I refrained from saying anything, aware that my brothers were present and I wanted to avoid any unnecessary drama. My mother wore a fake smile, concealing any hint of concern or distress. Once inside my room, I freed my arm from her grip.

She then grabbed my chin harshly and followed it with a sharp slap, her frustration evident. "Y/N, just stop messing up everything. Can't you call my husband 'dad'? Huh?! He's your dad!" she exclaimed angrily, appearing like a woman unhinged. A woman who always disgusted me.

Internally, I rolled my eyes and retorted, "That's never gonna happen." She mocked me, saying, "Oh, come on, just because of your dad, huh?
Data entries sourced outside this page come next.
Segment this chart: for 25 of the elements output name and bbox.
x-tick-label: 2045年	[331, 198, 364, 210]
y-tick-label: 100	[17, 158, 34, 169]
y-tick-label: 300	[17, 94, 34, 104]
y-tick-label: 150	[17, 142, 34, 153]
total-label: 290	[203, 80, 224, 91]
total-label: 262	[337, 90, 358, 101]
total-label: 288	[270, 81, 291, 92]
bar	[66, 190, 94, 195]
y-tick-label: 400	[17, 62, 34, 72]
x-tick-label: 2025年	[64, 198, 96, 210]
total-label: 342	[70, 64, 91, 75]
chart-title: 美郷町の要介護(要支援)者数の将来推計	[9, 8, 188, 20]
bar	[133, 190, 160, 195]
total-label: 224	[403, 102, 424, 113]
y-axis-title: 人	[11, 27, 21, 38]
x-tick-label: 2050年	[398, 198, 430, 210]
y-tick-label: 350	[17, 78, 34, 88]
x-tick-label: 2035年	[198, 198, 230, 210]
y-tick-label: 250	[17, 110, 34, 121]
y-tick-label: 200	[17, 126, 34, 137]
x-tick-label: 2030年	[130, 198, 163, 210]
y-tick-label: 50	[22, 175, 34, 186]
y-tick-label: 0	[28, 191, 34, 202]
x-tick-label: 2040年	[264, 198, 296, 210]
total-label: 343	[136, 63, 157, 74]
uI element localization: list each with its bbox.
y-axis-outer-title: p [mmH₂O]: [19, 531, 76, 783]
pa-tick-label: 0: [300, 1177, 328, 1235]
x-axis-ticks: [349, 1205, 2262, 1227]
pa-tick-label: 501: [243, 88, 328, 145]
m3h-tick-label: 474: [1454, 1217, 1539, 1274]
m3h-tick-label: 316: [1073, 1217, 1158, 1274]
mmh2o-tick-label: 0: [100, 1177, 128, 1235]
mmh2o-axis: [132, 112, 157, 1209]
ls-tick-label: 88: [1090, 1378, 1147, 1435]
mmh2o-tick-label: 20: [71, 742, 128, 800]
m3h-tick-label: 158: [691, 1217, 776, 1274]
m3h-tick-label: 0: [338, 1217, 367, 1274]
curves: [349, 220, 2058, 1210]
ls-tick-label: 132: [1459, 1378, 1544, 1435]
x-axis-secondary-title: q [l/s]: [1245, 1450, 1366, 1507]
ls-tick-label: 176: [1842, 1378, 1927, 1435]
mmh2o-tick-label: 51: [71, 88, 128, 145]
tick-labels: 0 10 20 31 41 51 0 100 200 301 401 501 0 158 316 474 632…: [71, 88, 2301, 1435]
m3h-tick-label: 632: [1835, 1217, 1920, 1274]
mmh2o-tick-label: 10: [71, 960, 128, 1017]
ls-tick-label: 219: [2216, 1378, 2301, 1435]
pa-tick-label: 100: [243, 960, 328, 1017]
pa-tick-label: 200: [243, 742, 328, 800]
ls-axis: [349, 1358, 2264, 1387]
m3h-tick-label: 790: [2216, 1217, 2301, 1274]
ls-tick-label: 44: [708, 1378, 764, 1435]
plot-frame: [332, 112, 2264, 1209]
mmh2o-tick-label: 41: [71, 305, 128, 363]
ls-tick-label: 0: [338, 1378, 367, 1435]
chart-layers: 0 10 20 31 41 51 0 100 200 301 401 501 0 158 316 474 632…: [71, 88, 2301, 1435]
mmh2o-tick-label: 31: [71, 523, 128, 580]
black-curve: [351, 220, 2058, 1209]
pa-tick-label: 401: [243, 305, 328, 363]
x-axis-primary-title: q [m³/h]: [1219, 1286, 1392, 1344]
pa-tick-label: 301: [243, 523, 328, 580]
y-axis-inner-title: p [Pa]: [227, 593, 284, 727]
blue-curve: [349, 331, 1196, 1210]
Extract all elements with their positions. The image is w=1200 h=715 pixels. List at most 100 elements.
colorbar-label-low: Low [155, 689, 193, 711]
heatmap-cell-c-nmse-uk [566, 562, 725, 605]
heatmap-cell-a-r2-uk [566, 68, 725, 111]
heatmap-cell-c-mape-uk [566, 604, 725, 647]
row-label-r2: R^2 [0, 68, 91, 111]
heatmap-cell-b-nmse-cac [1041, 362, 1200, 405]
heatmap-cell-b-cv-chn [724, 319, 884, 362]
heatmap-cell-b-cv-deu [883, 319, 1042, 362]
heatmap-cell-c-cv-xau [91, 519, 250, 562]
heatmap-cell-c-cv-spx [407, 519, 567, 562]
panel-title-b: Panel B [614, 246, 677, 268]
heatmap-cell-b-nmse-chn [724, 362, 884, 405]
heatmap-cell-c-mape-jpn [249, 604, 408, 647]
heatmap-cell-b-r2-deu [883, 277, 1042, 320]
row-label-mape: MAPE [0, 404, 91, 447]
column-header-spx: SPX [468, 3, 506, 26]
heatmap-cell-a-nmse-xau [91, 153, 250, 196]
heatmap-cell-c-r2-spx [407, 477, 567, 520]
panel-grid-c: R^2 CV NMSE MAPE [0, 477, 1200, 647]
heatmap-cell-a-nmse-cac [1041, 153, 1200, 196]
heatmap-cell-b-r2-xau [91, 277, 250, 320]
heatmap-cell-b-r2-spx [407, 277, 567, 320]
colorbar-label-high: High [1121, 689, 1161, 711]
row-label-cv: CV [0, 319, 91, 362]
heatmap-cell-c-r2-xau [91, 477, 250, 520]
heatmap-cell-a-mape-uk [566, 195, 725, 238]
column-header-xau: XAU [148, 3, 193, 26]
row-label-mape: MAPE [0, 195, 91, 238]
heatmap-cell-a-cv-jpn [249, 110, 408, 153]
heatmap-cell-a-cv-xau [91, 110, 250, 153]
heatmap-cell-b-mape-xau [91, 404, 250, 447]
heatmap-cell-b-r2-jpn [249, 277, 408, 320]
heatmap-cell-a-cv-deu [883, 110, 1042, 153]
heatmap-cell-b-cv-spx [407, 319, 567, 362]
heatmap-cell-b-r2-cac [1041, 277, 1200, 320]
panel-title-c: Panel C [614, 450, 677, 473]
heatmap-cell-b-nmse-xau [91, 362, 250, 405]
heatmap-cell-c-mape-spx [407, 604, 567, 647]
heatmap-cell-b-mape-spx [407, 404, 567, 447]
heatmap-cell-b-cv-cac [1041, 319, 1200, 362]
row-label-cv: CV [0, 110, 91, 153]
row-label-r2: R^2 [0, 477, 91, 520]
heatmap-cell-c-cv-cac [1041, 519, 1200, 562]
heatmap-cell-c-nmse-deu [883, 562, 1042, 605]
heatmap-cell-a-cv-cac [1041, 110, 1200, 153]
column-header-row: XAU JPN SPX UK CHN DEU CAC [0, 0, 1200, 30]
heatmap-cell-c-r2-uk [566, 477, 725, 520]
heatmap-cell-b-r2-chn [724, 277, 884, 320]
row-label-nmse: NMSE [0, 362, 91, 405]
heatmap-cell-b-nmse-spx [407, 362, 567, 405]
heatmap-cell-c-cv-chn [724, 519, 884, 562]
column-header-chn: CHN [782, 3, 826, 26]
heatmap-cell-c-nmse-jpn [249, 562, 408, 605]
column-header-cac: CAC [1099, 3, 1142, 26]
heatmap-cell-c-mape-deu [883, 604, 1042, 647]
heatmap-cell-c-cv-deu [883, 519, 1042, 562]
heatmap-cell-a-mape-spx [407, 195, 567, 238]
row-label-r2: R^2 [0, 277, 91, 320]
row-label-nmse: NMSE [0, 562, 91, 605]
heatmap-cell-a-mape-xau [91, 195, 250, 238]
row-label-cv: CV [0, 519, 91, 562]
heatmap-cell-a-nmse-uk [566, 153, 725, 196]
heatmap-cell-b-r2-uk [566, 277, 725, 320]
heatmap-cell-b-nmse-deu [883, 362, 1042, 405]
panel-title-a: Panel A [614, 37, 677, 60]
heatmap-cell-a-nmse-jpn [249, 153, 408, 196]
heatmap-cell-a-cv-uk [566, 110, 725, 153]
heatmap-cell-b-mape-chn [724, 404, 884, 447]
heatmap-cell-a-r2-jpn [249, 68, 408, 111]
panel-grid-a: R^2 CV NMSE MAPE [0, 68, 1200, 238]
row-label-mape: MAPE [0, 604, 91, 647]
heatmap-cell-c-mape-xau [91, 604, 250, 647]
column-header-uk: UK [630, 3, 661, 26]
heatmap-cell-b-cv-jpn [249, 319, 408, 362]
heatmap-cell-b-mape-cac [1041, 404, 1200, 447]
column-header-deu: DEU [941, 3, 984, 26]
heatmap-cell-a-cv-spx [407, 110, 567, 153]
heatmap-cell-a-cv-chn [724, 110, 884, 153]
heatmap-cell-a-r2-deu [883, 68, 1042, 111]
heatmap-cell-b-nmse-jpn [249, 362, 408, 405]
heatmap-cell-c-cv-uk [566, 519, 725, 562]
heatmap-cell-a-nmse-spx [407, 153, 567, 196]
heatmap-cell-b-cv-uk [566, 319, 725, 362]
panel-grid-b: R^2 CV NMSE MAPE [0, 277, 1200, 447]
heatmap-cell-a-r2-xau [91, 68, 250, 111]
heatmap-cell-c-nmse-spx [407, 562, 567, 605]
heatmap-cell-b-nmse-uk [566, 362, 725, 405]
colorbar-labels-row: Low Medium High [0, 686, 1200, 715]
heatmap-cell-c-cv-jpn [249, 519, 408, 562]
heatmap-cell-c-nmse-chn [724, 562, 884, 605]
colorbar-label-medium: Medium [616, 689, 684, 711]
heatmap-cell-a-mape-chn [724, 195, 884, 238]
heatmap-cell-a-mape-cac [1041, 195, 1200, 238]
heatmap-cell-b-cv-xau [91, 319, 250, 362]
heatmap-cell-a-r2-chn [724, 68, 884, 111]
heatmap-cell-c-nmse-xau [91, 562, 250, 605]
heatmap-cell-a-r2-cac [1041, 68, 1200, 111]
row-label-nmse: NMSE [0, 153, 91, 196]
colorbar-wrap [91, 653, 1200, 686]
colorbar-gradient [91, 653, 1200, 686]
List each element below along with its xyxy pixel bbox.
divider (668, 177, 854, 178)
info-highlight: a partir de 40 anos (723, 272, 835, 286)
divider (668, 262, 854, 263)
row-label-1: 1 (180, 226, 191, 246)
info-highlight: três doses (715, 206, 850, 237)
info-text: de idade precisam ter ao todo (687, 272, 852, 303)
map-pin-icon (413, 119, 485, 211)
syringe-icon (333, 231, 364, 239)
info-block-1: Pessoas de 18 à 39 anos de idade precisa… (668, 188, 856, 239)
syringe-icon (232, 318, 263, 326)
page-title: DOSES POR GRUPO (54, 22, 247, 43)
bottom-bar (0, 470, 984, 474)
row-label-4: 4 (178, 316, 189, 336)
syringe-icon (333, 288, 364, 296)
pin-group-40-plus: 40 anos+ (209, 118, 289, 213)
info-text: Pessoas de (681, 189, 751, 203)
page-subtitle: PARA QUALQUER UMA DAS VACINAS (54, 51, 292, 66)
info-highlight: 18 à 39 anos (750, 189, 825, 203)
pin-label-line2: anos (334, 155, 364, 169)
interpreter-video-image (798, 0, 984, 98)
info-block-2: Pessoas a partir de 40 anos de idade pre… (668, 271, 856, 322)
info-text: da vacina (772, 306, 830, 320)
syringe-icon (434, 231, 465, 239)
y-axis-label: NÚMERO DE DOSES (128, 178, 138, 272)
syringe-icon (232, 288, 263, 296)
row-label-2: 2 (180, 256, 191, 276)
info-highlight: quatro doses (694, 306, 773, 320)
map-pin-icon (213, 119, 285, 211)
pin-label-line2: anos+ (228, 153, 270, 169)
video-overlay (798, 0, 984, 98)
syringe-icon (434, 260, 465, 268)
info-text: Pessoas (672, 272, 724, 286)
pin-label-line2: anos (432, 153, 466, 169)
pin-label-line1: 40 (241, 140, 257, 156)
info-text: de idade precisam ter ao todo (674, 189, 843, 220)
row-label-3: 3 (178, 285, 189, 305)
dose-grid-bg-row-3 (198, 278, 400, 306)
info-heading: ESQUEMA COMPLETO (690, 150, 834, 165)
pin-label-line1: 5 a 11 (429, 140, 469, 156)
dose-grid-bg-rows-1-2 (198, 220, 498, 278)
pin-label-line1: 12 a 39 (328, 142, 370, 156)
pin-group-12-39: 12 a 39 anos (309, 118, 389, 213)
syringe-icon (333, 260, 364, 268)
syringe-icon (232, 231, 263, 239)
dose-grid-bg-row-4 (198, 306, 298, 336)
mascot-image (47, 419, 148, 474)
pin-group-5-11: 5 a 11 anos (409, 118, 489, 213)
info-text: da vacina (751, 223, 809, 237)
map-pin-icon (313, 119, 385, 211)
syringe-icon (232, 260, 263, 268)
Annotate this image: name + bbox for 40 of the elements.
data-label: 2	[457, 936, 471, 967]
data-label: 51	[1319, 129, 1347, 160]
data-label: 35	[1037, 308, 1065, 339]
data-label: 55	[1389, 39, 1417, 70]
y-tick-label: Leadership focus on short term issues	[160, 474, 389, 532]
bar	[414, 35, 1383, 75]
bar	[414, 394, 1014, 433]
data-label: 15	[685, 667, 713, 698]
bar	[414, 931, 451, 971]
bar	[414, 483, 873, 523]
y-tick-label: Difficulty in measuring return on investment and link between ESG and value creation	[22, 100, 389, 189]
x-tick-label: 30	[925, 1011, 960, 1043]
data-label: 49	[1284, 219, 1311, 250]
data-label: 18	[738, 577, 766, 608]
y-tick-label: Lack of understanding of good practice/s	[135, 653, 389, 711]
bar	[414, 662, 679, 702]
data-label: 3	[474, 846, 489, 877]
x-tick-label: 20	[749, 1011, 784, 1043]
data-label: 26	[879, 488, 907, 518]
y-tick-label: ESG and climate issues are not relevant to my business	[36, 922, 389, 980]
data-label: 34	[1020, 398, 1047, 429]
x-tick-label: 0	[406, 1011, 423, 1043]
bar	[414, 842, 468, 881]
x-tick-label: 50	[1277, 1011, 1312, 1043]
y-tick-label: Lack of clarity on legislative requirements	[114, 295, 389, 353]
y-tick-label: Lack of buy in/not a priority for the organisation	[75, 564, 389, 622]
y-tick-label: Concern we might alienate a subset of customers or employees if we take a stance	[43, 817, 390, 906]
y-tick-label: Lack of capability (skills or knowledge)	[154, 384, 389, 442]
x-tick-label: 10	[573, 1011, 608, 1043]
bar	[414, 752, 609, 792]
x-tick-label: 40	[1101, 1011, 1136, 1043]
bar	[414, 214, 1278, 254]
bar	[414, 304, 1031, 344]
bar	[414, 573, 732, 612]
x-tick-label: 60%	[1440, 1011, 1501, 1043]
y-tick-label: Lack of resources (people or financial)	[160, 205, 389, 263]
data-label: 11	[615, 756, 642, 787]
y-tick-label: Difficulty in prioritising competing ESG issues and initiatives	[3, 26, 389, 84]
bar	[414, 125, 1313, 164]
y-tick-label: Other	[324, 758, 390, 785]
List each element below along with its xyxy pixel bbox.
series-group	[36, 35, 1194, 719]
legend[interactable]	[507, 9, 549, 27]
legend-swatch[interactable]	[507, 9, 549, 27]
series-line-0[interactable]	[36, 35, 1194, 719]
Just stop being a bitch and get over it. It's been at least four years since he died from cancer!"

Her words pierced through me, reopening wounds that never truly healed. The memories flooded back – my dad, weakened by illness but still assuring me of his eternal love.

As I closed my eyes, the vivid images of his struggle on the ventilator played like a haunting film. His warm smile, once vibrant, was replaced by a frailty that shook me to the core. I felt the weight of my loss, the emptiness he left behind.

My head spun, and the room felt suffocating. The air grew heavy as if my lungs couldn't take in enough oxygen. The pain of losing him surged through me, manifesting as a searing ache in my chest.

It was a pain that words couldn't describe, a void that couldn't be filled. I wanted to scream, to unleash the anguish bottled up inside me, but the reality of his absence pressed down on me like an unbearable weight.